Ash Wednesday marks the beginning of Lent
March 6 was observed as Ash Wednesday across the globe. A day of fast and abstinence, it marks the beginning of Lent. On this day, Catholics attend mass and have a cross of ash marked on their forehead. The day derives its name from the practice of placing ashes on the foreheads of believers as a celebration and reminder of human mortality, and as a sign of mourning and repentance to God. As the cross is being applied the priest utters, “For you were made from dust, and to dust you will return.”
Ashes are collected from the palm fronds from the previous year’s Palm Sunday which are burnt. The ashes are blessed the first mass of the day. The act of putting on ashes symbolises fragility and mortality, and the need to be redeemed by the mercy of God.
Ash Wednesday occurs 46 days before Easter, and is a moveable fast that can fall as early as February 4 and as late as March 10. This year Easter falls on April 21. According to the canonical gospels of Matthew, Mark and Luke, Jesus spent 40 days fasting in the desert, where he endured temptation by Satan.
In the Catholic Church, Ash Wednesday is observed by fasting, abstinence from meat, and repentance—a day of contemplating one’s wrongdoings. On Ash Wednesday and Good Friday, Catholics between the ages of 18 and 59 (whose health enables them to do so) are permitted to consume only one full meal, which may be supplemented by two smaller meals, which together should not equal the full meal.

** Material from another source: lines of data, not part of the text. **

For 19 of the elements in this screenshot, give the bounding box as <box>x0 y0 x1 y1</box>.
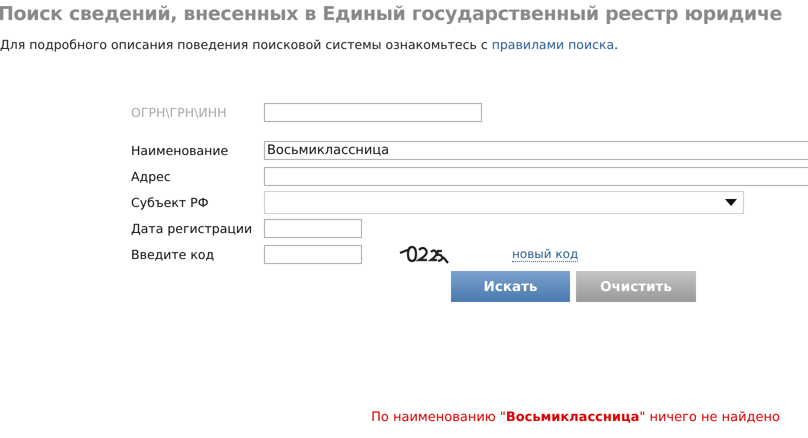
search-rules-link[interactable]: правилами поиска <box>492 37 614 52</box>
field-label: Наименование <box>131 142 230 158</box>
input-field[interactable] <box>264 166 808 186</box>
field-label: Адрес <box>131 168 172 184</box>
input-field[interactable] <box>264 244 362 264</box>
result-message: По наименованию "Восьмиклассница" ничего не найдено <box>371 410 780 425</box>
field-label: Дата регистрации <box>131 220 254 236</box>
intro-period: . <box>614 37 618 52</box>
dropdown-arrow-icon <box>725 198 737 206</box>
field-label: Введите код <box>131 246 216 262</box>
dropdown-field[interactable] <box>264 190 744 214</box>
new-code-link[interactable]: новый код <box>512 246 578 262</box>
input-field[interactable] <box>264 218 362 238</box>
field-label: Субъект РФ <box>131 194 210 210</box>
page-title: Поиск сведений, внесенных в Единый государственный реестр юридиче <box>0 2 784 25</box>
intro-text: Для подробного описания поведения поисковой системы ознакомьтесь с <box>0 37 488 52</box>
input-field[interactable]: Восьмиклассница <box>264 140 808 160</box>
search-button[interactable]: Искать <box>451 271 570 302</box>
field-label: ОГРН\ГРН\ИНН <box>131 104 228 120</box>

Some Catholics will go beyond the minimum obligations demanded by the Church and undertake a complete fast or a bread and water fast. Ash Wednesday and Good Friday are also days of abstinence from meat (mammals and fowl), as are all Fridays during Lent. Some Catholics continue fasting throughout Lent, as was the Church’s traditional requirement, concluding only after the celebration of the Easter Vigil. The Alleluia and the Gloria are suppressed until Easter.
In Goa too, the Catholics and other Christians will observe the beginning of the forty days of penance with fasting and abstinence. Some will begin their repentance from this day till the celebrations of Easter. Quite a few will observe very strict fasting during the days of lent with not partaking of meat, fish and only consuming a strictly vegetarian diet. Many abstain from alcohol and smoking too, as a sacrifice.